Die Bedeutung des Würfels im Spiel – früher und heute

Die neue Generation: Der LEGO Würfel verändert das Spiel

Beliebt: die Kombination von Strategie und Würfelglück

Spielen ist so alt wie die Menschheit. Erste Spiele mit Würfeln tauchen in der Geschichte um 3000 vor Christi Geburt auf, im alten Iran. Damals bestand der Würfel aus Stein, Holz oder auch kleinen Tierknochen. Heute ist er meist aus Kunststoff und hat klassischerweise sechs Seiten. Das muss aber nicht sein – es gibt ebenso Würfel mit acht, zwölf, 20 oder 30 Seiten; sogar runde Würfel existieren. Seit jeher ist der Würfel eine Art Zufallsgenerator, der das Schicksal der Mitspieler bestimmt. Als zentrales Element in vielen Brett- und Gesellschaftsspielen ist er kaum mehr wegzudenken. Inzwischen wurde eine neue Generation entwickelt: der interaktive Würfel. Er lässt sich verändern und verändert dadurch das Spiel. Solch einen Würfel gibt es bei allen LEGO Spielen.

Der Würfel als Medium mit Weisung von oben
Bevor der Würfel reinen Spielzwecken diente, war er vor allem ein Instrument, das bei der Schicksalsdeutung und Entscheidungsfindung half. Integriert in Brettspiele, behielt er diese Funktion bei – als Glücks- oder Zufallselement beeinflusst er maßgeblich den Spielverlauf. Früher glaubte man, in ihm offenbare sich die göttliche  Stimme, die über das Schicksal der Spieler und damit auch über ihren Lebensweg entschied. Gewinnen konnte nur, wem die Götter gewogen waren. Heute spielen wir hauptsächlich zum Vergnügen. Statt von göttlicher Fügung sprechen wir von Glück, wenn die Würfel gut fallen.
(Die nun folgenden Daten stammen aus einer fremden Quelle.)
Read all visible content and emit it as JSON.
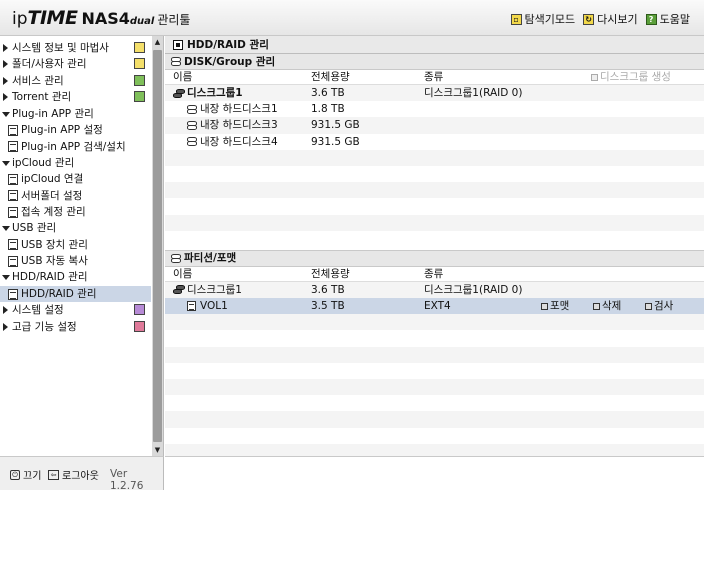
{
  "header": {
    "logo_ip": "ip",
    "logo_time": "TIME",
    "logo_model": "NAS4",
    "logo_dual": "dual",
    "logo_manager": "관리툴",
    "links": [
      {
        "label": "탐색기모드",
        "icon": "explorer-icon"
      },
      {
        "label": "다시보기",
        "icon": "refresh-icon"
      },
      {
        "label": "도움말",
        "icon": "help-icon"
      }
    ]
  },
  "sidebar": {
    "items": [
      {
        "label": "시스템 정보 및 마법사",
        "kind": "top",
        "icon_color": "#f4df6a"
      },
      {
        "label": "폴더/사용자 관리",
        "kind": "top",
        "icon_color": "#f4df6a"
      },
      {
        "label": "서비스 관리",
        "kind": "top",
        "icon_color": "#7fbf5a"
      },
      {
        "label": "Torrent 관리",
        "kind": "top",
        "icon_color": "#7fbf5a"
      },
      {
        "label": "Plug-in APP 관리",
        "kind": "open"
      },
      {
        "label": "Plug-in APP 설정",
        "kind": "child"
      },
      {
        "label": "Plug-in APP 검색/설치",
        "kind": "child"
      },
      {
        "label": "ipCloud 관리",
        "kind": "open"
      },
      {
        "label": "ipCloud 연결",
        "kind": "child"
      },
      {
        "label": "서버폴더 설정",
        "kind": "child"
      },
      {
        "label": "접속 계정 관리",
        "kind": "child"
      },
      {
        "label": "USB 관리",
        "kind": "open"
      },
      {
        "label": "USB 장치 관리",
        "kind": "child"
      },
      {
        "label": "USB 자동 복사",
        "kind": "child"
      },
      {
        "label": "HDD/RAID 관리",
        "kind": "open"
      },
      {
        "label": "HDD/RAID 관리",
        "kind": "child",
        "selected": true
      },
      {
        "label": "시스템 설정",
        "kind": "top",
        "icon_color": "#b78bd6"
      },
      {
        "label": "고급 기능 설정",
        "kind": "top",
        "icon_color": "#e07a9a"
      }
    ]
  },
  "footer": {
    "power_label": "끄기",
    "logout_label": "로그아웃",
    "version": "Ver 1.2.76"
  },
  "main": {
    "title": "HDD/RAID 관리",
    "disk_panel": {
      "title": "DISK/Group 관리",
      "columns": {
        "name": "이름",
        "capacity": "전체용량",
        "type": "종류"
      },
      "create_button": "디스크그룹 생성",
      "rows": [
        {
          "name": "디스크그룹1",
          "capacity": "3.6 TB",
          "type": "디스크그룹1(RAID 0)",
          "level": 0
        },
        {
          "name": "내장 하드디스크1",
          "capacity": "1.8 TB",
          "type": "",
          "level": 1
        },
        {
          "name": "내장 하드디스크3",
          "capacity": "931.5 GB",
          "type": "",
          "level": 1
        },
        {
          "name": "내장 하드디스크4",
          "capacity": "931.5 GB",
          "type": "",
          "level": 1
        }
      ],
      "empty_rows": 6
    },
    "partition_panel": {
      "title": "파티션/포맷",
      "columns": {
        "name": "이름",
        "capacity": "전체용량",
        "type": "종류"
      },
      "rows": [
        {
          "name": "디스크그룹1",
          "capacity": "3.6 TB",
          "type": "디스크그룹1(RAID 0)",
          "level": 0
        },
        {
          "name": "VOL1",
          "capacity": "3.5 TB",
          "type": "EXT4",
          "level": 1,
          "selected": true,
          "actions": [
            "포맷",
            "삭제",
            "검사"
          ]
        }
      ],
      "empty_rows": 9
    }
  }
}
Neue Spieldimensionen durch neue Würfel
Warum hat sich der Würfel in so vielen Spielen etabliert? Er besitzt eine zwingende Eigenschaft: Seine Entscheidung ist unantastbar. Was er anzeigt, wird nicht in Frage gestellt, weder von Kindern noch von Erwachsenen. Auf diese Weise existiert ein neutrales Element, dem sich alle Mitspieler unterordnen, ohne dass ein Schiedsrichter oder Spielleiter nötig wäre. Der in allen LEGO Brettspielen enthaltene LEGO Würfel ist ein echtes Novum in der Geschichte des Würfels. Der Clou: Seine sechs Oberflächen lassen sich austauschen – sie bestehen aus kleinen Plättchen, die man umstecken kann. So wird das Spiel um eine Dimension erweitert. Die Mitspieler können sich nun eigene Würfelregeln ausdenken und ihr Schicksal somit selbst beeinflussen. Das macht die LEGO Spiele zu viel mehr als Spielen.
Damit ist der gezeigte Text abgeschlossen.